The Fish files

Massimo Pigliucci says why Fish is wrong and silly.

[T]he problem lies with Fish’s cheap rhetorical trick: Stanley seems to think that once one has refuted the naive logical positivist view that human beings can adopt a purely objective viewpoint and grasp reality for what it actually is (a position that in philosophy has been abandoned since the 1950s, by the way), voilà, all knowledge has ultimately been shown to be a matter of faith…It is simply not true, as our friend cavalierly maintains, that “once the act of simply reporting or simply observing is exposed as a fiction — as something that just can’t be done — the facile opposition between faith-thinking and thinking grounded in independent evidence cannot be maintained.” And the reason this is not the case is that there are more than two options on the table. True, facts don’t speak for themselves, and evidence is such only within a particular conceptual framework, which itself depends on certain assumptions. But the framework and the assumptions don’t need to be arbitrary. In science, they are not (contrary to postmodern literary criticism).
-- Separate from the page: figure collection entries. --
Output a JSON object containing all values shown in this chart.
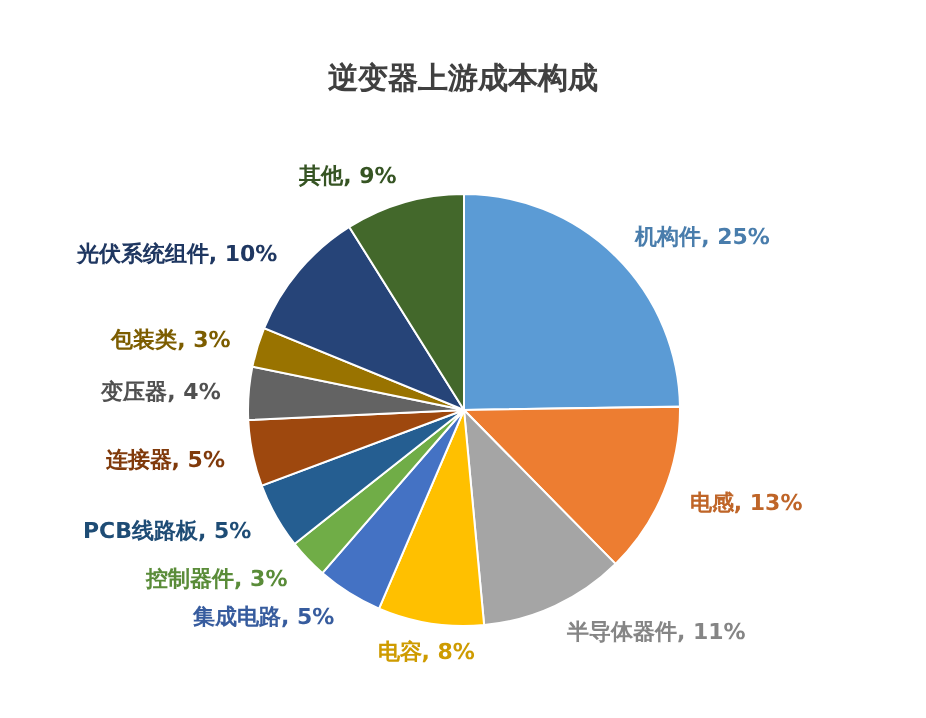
{
  "chart_data": {
    "type": "pie",
    "title": "逆变器上游成本构成",
    "categories": [
      "机构件",
      "电感",
      "半导体器件",
      "电容",
      "集成电路",
      "控制器件",
      "PCB线路板",
      "连接器",
      "变压器",
      "包装类",
      "光伏系统组件",
      "其他"
    ],
    "values": [
      25,
      13,
      11,
      8,
      5,
      3,
      5,
      5,
      4,
      3,
      10,
      9
    ],
    "value_labels": [
      "25%",
      "13%",
      "11%",
      "8%",
      "5%",
      "3%",
      "5%",
      "5%",
      "4%",
      "3%",
      "10%",
      "9%"
    ],
    "colors": [
      "#5b9bd5",
      "#ed7d31",
      "#a5a5a5",
      "#ffc000",
      "#4472c4",
      "#70ad47",
      "#255e91",
      "#9e480e",
      "#636363",
      "#997300",
      "#264478",
      "#43682b"
    ]
  }
}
The web of scientific knowledge is reliable, Pigliucci says, because it works; one can keep examining particular threads, and pulling them away if necessary, without destroying the whole web.

As always in the case of postmodernism, a perfectly reasonable and potentially interesting idea (the non-independence of facts and theories, which was not discovered by postmodernists) gets blown out of proportion to justify an insane conclusion (that science is the same as religion, or that reason and faith are on the same epistemological level), a conclusion that very likely the author himself does not believe. A famous quip by philosopher Bertrand Russell comes to mind: I wish that all philosophers who do not believe in the existence of walls would get into a car and drive straight into a wall (any would do) at a speed proportional to their skepticism concerning the existence of the wall itself.

To finish, Pigliucci tells Fish off for the childish last paragraph in which he reports that somebody wrote a piece that started ‘Why is Stanley Fish so much smarter than Richard Dawkins?’